Он отделил от седла потник. И два часа резал его лезвием пополам по толщине. Между двумя тонкими пластами войлока уложил шкурки. И принялся скрупулезно обшивать разрезанный потник по краю. Ровным мелким стежком, кантиком. Вид — настоящее неразрезанного. Так и было. Края совмещены заподлицо.
Нитки и иголка у него оказались припасены заранее.
— Мне и брату на шапки хватит, — хозяйственно объяснял Колька.
Закрепил потник под седлом и так ездил.
Русский народный бизнес. Голь на выдумки.
Как мы потом со скотом перешли границу, никто толком не заметил. Сопки и сопки. Если столбы и стояли когда, их давно сожгли в костре.
Нет, КСП — это не клуб самодеятельной песни, это контрольно-следовая полоса. Ну так ее тоже никто не видел. На скотопрогонной трассе следов столько, затопчут полосу вместе с самой границей.
Когда Колька разрезал шов потника, оказалось, что шкурки подопрели и облысели,
— Ну ты Коля дура-ак, — сказал Ваня Третьяк. — Конь же потеет, ты чо, не знал?
— А чо ты раньше-то не сказал? — курил Колька.
— Дак а интересно же было посмотреть, чо у тебя получится.
Колька побил шкурки в руках, осторожно пощипал, уложил в свой мешочек в таратайке и повеселел.
— Деревни пойдут — обменяю на водку, — сказал он. — Хрен кому дам!
Карьера
— А ведь я с Сенькиным гонял когда-то. Нет, чо, нормальный был мужик. Как все. А сейчас видишь как выдвинулся. Начальник пункта.
— По руководящей линии пошел.
Мокрое дело
Спал я поначалу плохо. Просыпался с криком и садится в палатке очумело. Старые заморочки.
— Чо-то ты, Миха, нервный. Вроде спокойный, а ночью кричишь. Переживаешь, что ли.
Потом работа вылечила. Спал как бревно. Хоть лужа, хоть что. Организм свое знает, отдыха требует. Голову только забивать не надо.
И вот где-то через неделю, только мы с Кош-Агача к Кураю подходим, сплю я, уработанный. А это значит: спишь, а тебе снится, что ты работаешь. Изводит страшно.
Гоню я в лысую сопку гурт мышей. А мышей — пять тысяч. Ползут ровно, как армия. Но потерять легко, потому что сопка поката, и мышей с краев гурта мне за увалами не видать, я бегаю и наклоняюсь.
И только они, напасшиеся, легли спать и исчезли вообще, как все внутри меня завибрировало крупной машинной дрожью, задрожало горячим гулом, и нестерпимое беспокойство перешло в страх и стало душить до крика.

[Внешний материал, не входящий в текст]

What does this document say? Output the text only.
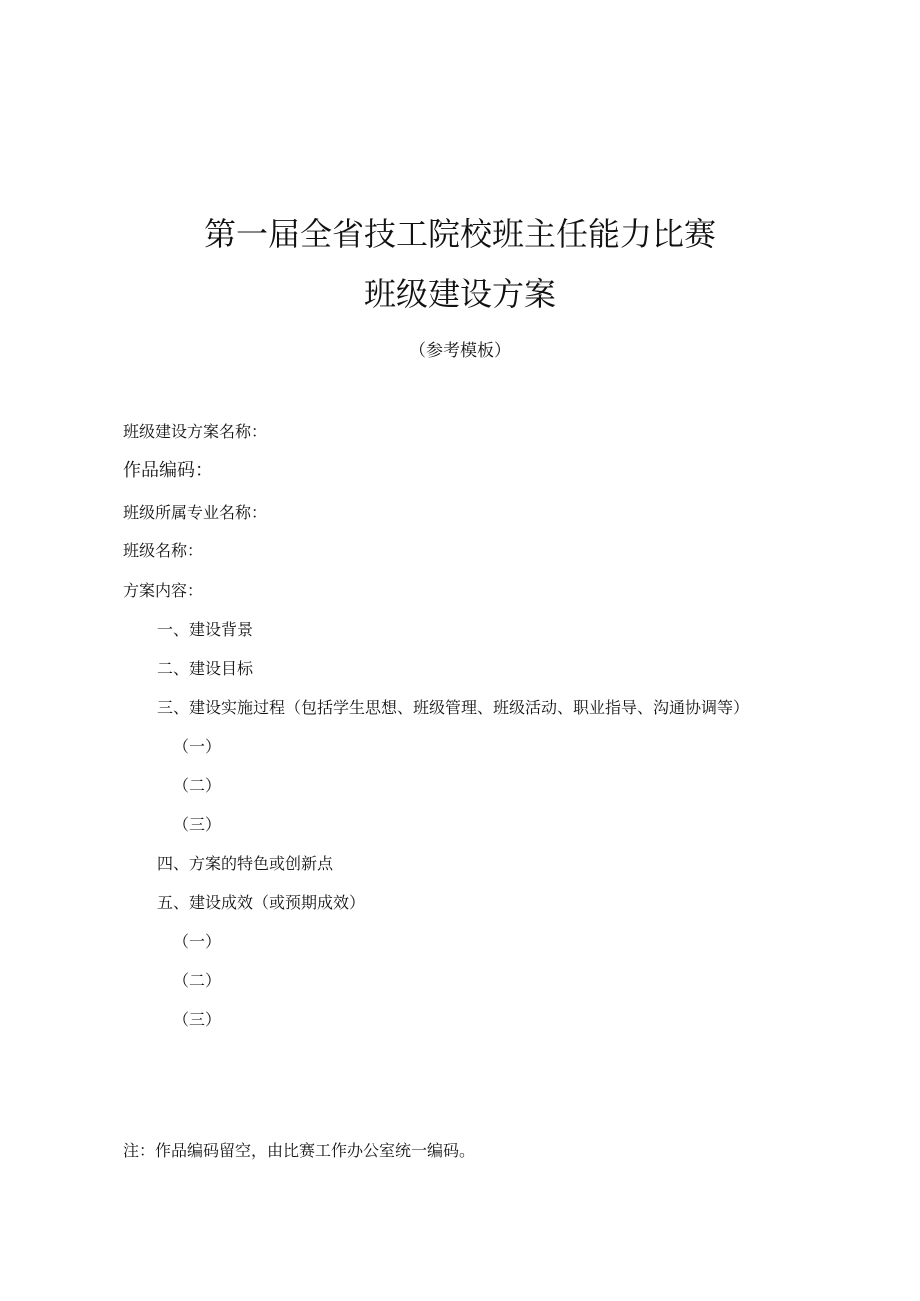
第一届全省技工院校班主任能力比赛
班级建设方案
（参考模板）
班级建设方案名称：
作品编码：
班级所属专业名称：
班级名称：
方案内容：
一、建设背景
二、建设目标
三、建设实施过程（包括学生思想、班级管理、班级活动、职业指导、沟通协调等）
（一）
（二）
（三）
四、方案的特色或创新点
五、建设成效（或预期成效）
（一）
（二）
（三）
注：作品编码留空，由比赛工作办公室统一编码。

То состояние, когда во сне ты понимаешь, что спишь. И говоришь, понимая, что говоришь это во сне. Хотя на самом деле это не сон, а реальность, и от нее вся жизнь зависит. То есть, координация полушарий и очагов возбуждения нарушается, видимо.
И сижу я в кабинете у следователя. Стол, табурет, стены в зеленой масляной краске, решетка на окне. Он дотошный. Я спокоен и уверен. И говорю я:
— Не убивал я его, гражданин следователь.

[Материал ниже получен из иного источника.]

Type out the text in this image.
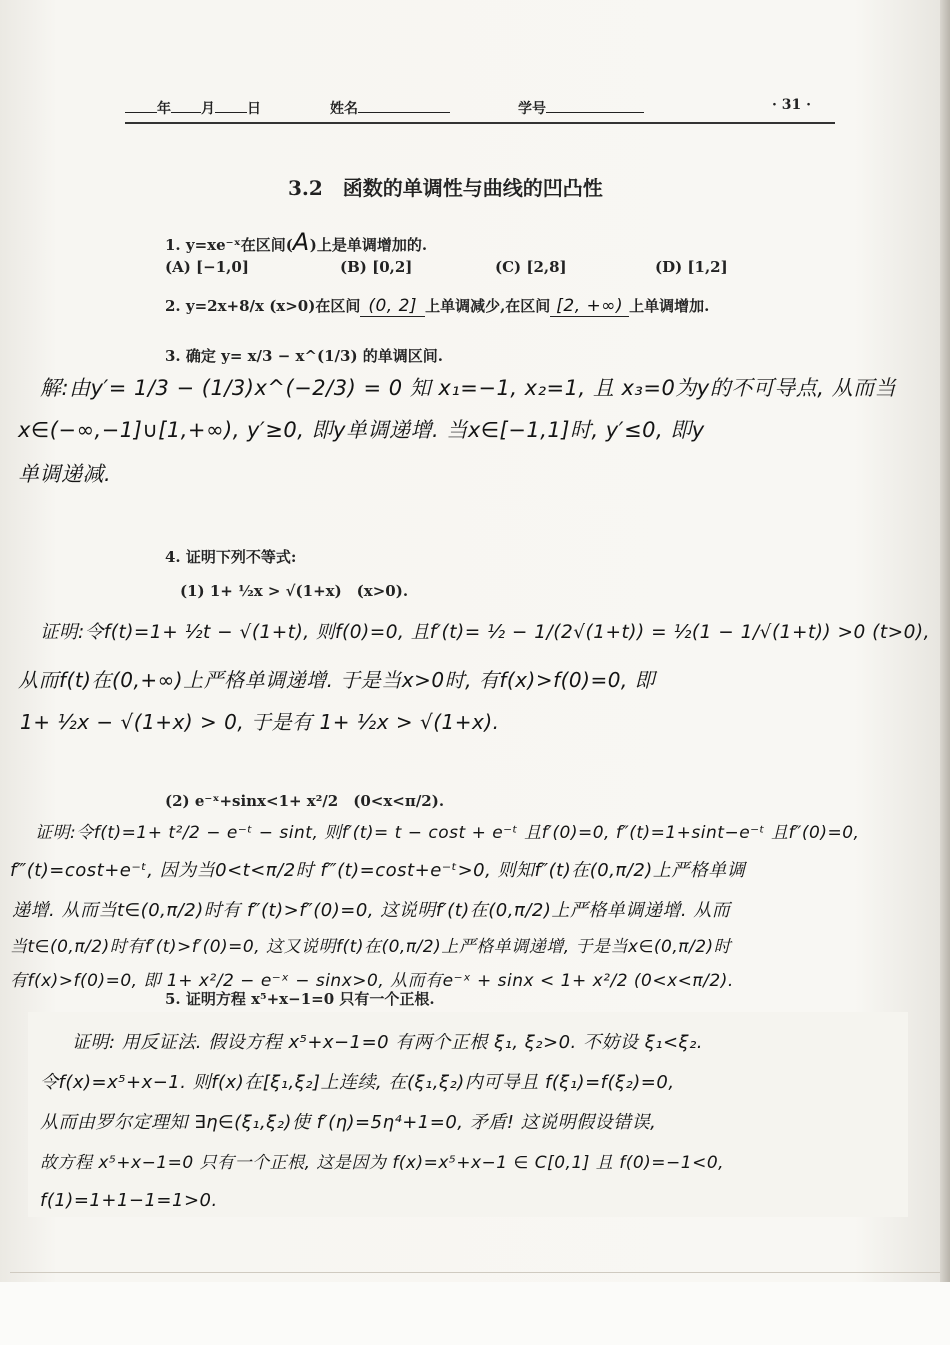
年 月 日	姓名	学号	· 31 ·
3.2　函数的单调性与曲线的凹凸性
1. y=xe⁻ˣ在区间(A)上是单调增加的.
(A) [−1,0]	(B) [0,2]	(C) [2,8]	(D) [1,2]
2. y=2x+8/x (x>0)在区间 (0, 2] 上单调减少,在区间 [2, +∞) 上单调增加.
3. 确定 y= x/3 − x^(1/3) 的单调区间.
解:由y′= 1/3 − (1/3)x^(−2/3) = 0 知 x₁=−1, x₂=1, 且 x₃=0为y的不可导点, 从而当
x∈(−∞,−1]∪[1,+∞), y′≥0, 即y单调递增. 当x∈[−1,1]时, y′≤0, 即y
单调递减.
4. 证明下列不等式:
(1) 1+ ½x > √(1+x)　(x>0).
证明:令f(t)=1+ ½t − √(1+t), 则f(0)=0, 且f′(t)= ½ − 1/(2√(1+t)) = ½(1 − 1/√(1+t)) >0 (t>0),
从而f(t)在(0,+∞)上严格单调递增. 于是当x>0时, 有f(x)>f(0)=0, 即
1+ ½x − √(1+x) > 0, 于是有 1+ ½x > √(1+x).
(2) e⁻ˣ+sinx<1+ x²/2　(0<x<π/2).
证明:令f(t)=1+ t²/2 − e⁻ᵗ − sint, 则f′(t)= t − cost + e⁻ᵗ 且f′(0)=0, f″(t)=1+sint−e⁻ᵗ 且f″(0)=0,
f‴(t)=cost+e⁻ᵗ, 因为当0<t<π/2时 f‴(t)=cost+e⁻ᵗ>0, 则知f″(t)在(0,π/2)上严格单调
递增. 从而当t∈(0,π/2)时有 f″(t)>f″(0)=0, 这说明f′(t)在(0,π/2)上严格单调递增. 从而
当t∈(0,π/2)时有f′(t)>f′(0)=0, 这又说明f(t)在(0,π/2)上严格单调递增, 于是当x∈(0,π/2)时
有f(x)>f(0)=0, 即 1+ x²/2 − e⁻ˣ − sinx>0, 从而有e⁻ˣ + sinx < 1+ x²/2 (0<x<π/2).
5. 证明方程 x⁵+x−1=0 只有一个正根.
证明: 用反证法. 假设方程 x⁵+x−1=0 有两个正根 ξ₁, ξ₂>0. 不妨设 ξ₁<ξ₂.
令f(x)=x⁵+x−1. 则f(x)在[ξ₁,ξ₂]上连续, 在(ξ₁,ξ₂)内可导且 f(ξ₁)=f(ξ₂)=0,
从而由罗尔定理知 ∃η∈(ξ₁,ξ₂)使 f′(η)=5η⁴+1=0, 矛盾! 这说明假设错误,
故方程 x⁵+x−1=0 只有一个正根, 这是因为 f(x)=x⁵+x−1 ∈ C[0,1] 且 f(0)=−1<0,
f(1)=1+1−1=1>0.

А он, плохо различимый, молча мне возражает, не верит. И я продолжаю на разные лады:
— Гражданин начальник, да не хожу я по-мокрому, вы сами знаете.
И:
— Да не мочил я его, на хер мне это надо.

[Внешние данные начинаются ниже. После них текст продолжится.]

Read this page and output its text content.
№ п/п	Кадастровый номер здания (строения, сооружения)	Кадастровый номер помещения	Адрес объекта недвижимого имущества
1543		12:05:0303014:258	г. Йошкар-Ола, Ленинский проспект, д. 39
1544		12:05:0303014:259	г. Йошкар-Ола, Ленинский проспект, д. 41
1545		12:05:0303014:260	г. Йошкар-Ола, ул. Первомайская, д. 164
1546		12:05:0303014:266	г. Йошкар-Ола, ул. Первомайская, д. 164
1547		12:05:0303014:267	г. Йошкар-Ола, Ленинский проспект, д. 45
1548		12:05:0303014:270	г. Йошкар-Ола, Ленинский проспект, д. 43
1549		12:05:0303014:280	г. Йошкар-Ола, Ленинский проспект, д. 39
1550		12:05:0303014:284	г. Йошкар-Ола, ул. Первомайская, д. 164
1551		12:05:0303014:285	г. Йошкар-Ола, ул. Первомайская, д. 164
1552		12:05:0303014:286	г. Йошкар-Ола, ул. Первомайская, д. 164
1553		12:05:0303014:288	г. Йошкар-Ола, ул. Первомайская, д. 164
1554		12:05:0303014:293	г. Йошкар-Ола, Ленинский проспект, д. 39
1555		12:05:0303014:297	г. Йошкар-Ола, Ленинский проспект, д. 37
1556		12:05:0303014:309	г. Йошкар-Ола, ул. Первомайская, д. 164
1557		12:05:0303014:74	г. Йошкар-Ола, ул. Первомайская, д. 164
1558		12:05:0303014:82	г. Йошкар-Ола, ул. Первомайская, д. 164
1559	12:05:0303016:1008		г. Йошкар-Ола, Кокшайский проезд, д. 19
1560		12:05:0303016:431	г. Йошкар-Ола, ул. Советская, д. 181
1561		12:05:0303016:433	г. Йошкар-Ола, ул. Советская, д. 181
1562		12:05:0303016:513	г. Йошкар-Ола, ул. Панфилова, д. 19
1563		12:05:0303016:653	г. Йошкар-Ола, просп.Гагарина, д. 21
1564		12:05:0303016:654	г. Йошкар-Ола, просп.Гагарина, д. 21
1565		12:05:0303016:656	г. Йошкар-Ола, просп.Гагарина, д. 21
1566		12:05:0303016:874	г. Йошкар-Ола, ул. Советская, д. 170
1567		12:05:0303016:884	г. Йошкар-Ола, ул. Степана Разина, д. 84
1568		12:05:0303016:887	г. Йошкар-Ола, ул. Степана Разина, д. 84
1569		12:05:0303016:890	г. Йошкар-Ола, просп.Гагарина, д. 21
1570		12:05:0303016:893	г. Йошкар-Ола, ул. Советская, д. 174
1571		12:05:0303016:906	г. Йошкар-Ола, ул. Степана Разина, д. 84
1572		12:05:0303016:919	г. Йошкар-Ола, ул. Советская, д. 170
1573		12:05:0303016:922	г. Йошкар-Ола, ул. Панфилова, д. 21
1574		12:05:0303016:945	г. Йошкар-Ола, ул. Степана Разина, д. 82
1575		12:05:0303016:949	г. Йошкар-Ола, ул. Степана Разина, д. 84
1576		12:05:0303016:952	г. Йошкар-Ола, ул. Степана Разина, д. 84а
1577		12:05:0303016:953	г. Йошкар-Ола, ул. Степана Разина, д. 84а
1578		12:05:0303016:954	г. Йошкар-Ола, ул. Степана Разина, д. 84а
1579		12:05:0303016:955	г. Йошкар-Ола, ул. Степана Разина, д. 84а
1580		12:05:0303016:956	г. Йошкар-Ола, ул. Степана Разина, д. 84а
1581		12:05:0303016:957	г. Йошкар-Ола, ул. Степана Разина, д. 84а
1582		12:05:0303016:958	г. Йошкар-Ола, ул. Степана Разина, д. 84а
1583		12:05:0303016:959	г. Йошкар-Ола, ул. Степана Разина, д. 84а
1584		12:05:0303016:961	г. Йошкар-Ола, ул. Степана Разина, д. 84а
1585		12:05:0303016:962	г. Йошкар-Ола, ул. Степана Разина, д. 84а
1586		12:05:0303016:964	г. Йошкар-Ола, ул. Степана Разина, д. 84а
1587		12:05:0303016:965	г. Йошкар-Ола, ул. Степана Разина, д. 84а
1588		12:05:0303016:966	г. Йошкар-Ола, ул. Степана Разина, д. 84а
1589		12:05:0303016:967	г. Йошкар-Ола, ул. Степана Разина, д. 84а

Одновременно я понимаю, что нарочно играю в литературную игру: кошу под блатного. И одновременно же оказывается, что колет он меня всерьез, и мне вышак ломится. И я говорю:
— Да нечего меня колоть, начальник, мне вышак так и так ломится. Чалму не мотай.
И в конце концов говорю своим, городским, вежливым голосом:
— Да, я его убил, потому что мне так надо было.
И все кончается, исчезает, и забывается напрочь. Сон, чернота, забытье.
А спал я в палатке между Каюровым и Черниковым в ту ночь. Кошма снизу на троих, одеяло сверху, боками греемся. И утром ничего не помню, как со снами обычно и бывает.
Вылезаем утром из палатки, варим чай, курим. И иногда мне кажется, что ребята на меня как-то смотрят так, не совсем как всегда, не совсем понятно. Вроде показывают, что все как всегда, а вроде что-то неестественное. А иногда украдкой как-то интересно, как-то по-чужому смотрят.
Но вообще на такую ерунду никто внимания не обращает, мы проще, и дело есть всегда.
Переход легкий, по ровному, последний такой перед своротом на Курай. Еду за гуртом, курю, на душе смутно. Тоска неясная, что-то вспомнить не могу.
И — вспоминаю! Весь свой сон с разговором — ясно вспоминаю!!!
Это я дал. Это я Вовке с Колькой устроил прослушивание радиопьесы. Можно вообразить.
И стало ребятам наконец понятно, как я тут оказался, и что я тут делаю, и кто я по жизни. Все вопросы сняты. И зовут меня, может, не так, и не из какого я не из Ленинграда, скорей всего.